The robin-egg blue box is still on the table, and I sink down onto the sofa as if I’m wilting like a daisy in her final moments, and in one graceful—albeit drunken—movement, I snap the pin off my shirt while scooping up the box and chuck both at his forehead. The pin misses, and the empty box ricochets off his hairline. He ducks, more out of habit than danger. “Why the fuck did you do that?” he shouts. “You’re crazy.”

“I
am
crazy,” I agree. “And you set me up. You wanted me to think that you were about to propose to test me. What the hell is wrong with you?”

This was obviously not how he thought this argument would go. I’m assuming he thought I would admit how much I wanted to be married again, and he would be able to untangle himself gently from this relationship by reminding me that he was a free spirit, commitment-phobic, or whatever euphemism he wanted to use to explain why he was so terrible at considering another person’s feelings.

“You’re not crazy,” he backpedals, maybe because it’s my birthday or maybe because he’s scared that I’ll start crying and make this even messier. “But I just don’t think this will work out. I want fun, Rachel.”

“I actually wanted fun too. But, you know, you sometimes need to plan to have fun. Some things require reservations.”

Breathing deeply, staring at the robin-egg blue box on the floor, I am filled with reservations and regrets. I should have demanded that Adam see a marital therapist with me rather than throwing myself back in the dating pool again. I should have told him what was on my mind instead of hoping that he’d guess it. He may have stayed late at the office, but I am the one who failed to communicate.
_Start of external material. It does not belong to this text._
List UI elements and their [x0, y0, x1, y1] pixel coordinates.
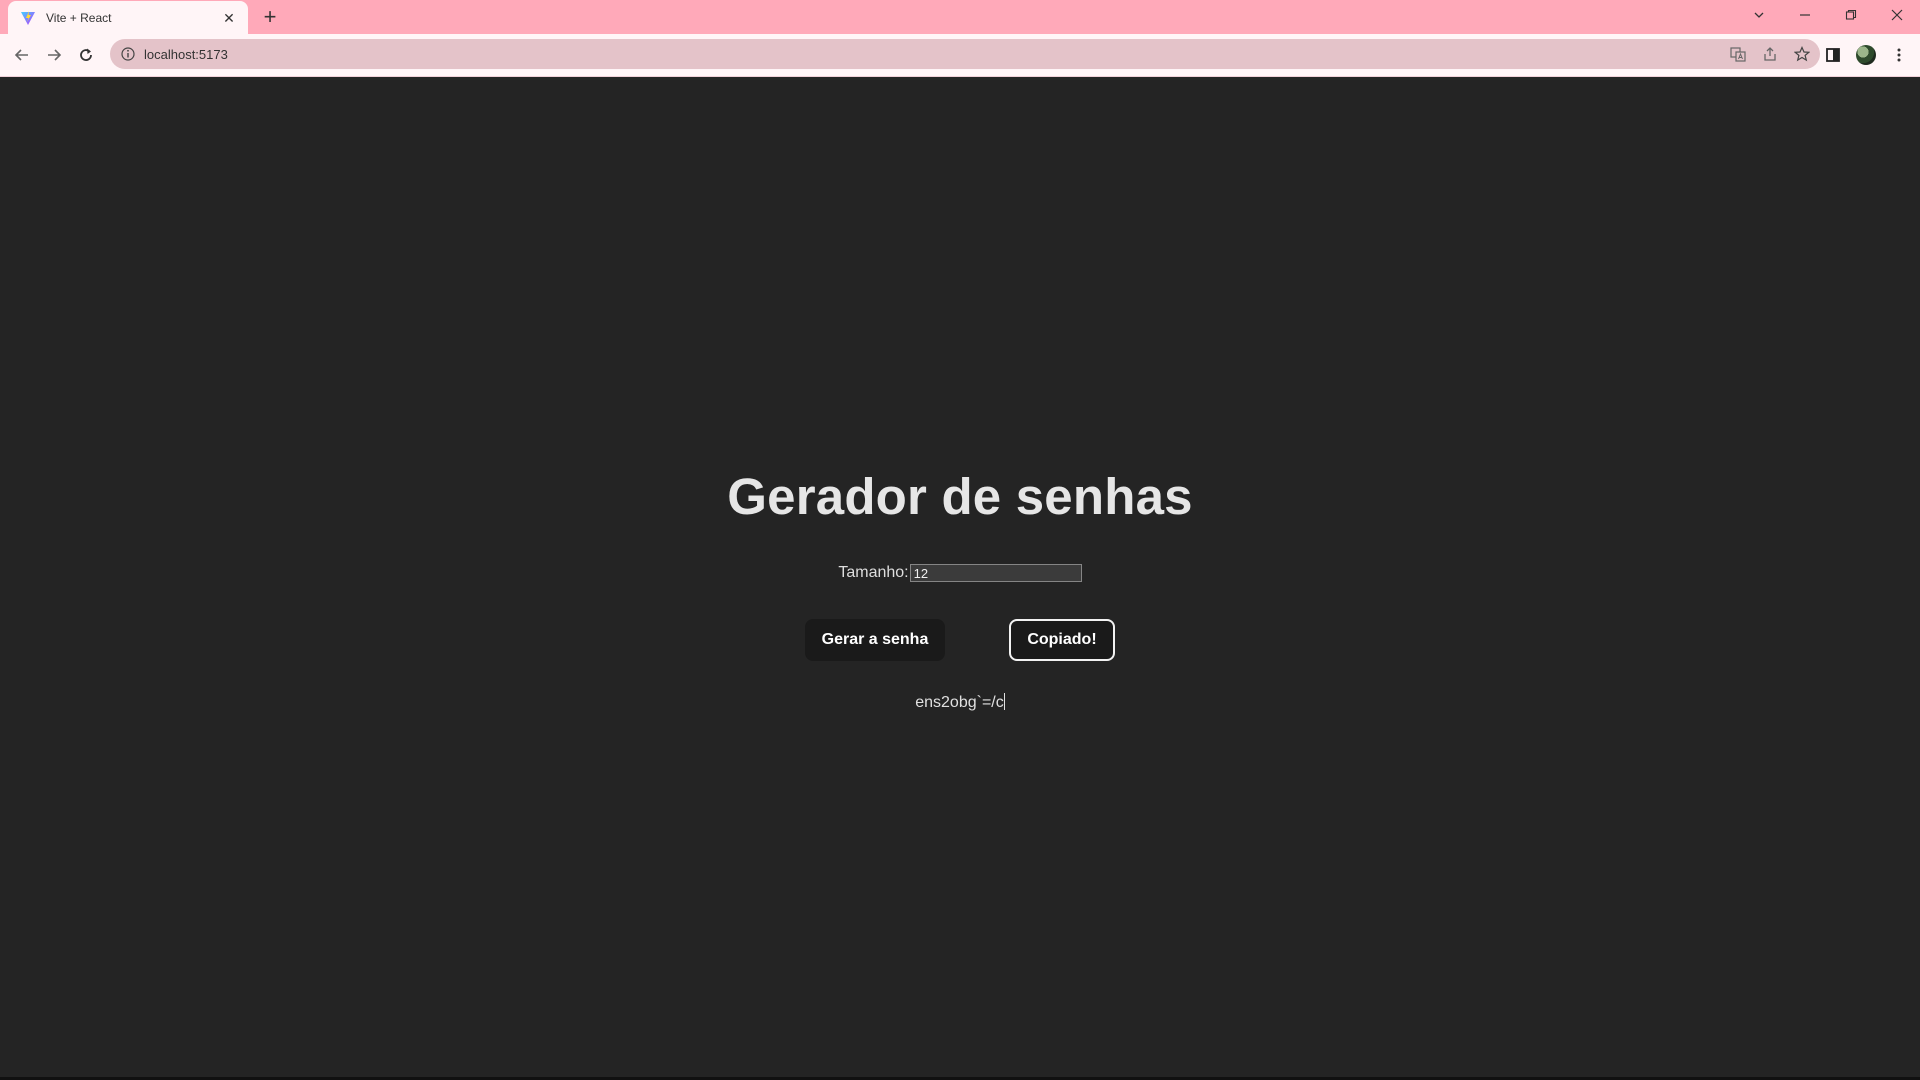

It is strange how I can pour my heart out to strangers on my blog, but I never sat down with my husband—who obviously still cares somewhat about me if he’s reading my blog and sending me emails—and told him exactly what I needed before I told him that I wanted to separate. Thinking about this in my appletini fog makes it sound ludicrous.

I slammed doors and fumed. I never just turned to him and said, “You mean more to me than anything else in the world, and I want to work through this together. I want you to spend more time at home because I love you and I love being with you. Tell me what I need to do.” Instead, I only told him what he needed to do to keep me. And that isn’t a partnership, as much as I thought I was doing things right.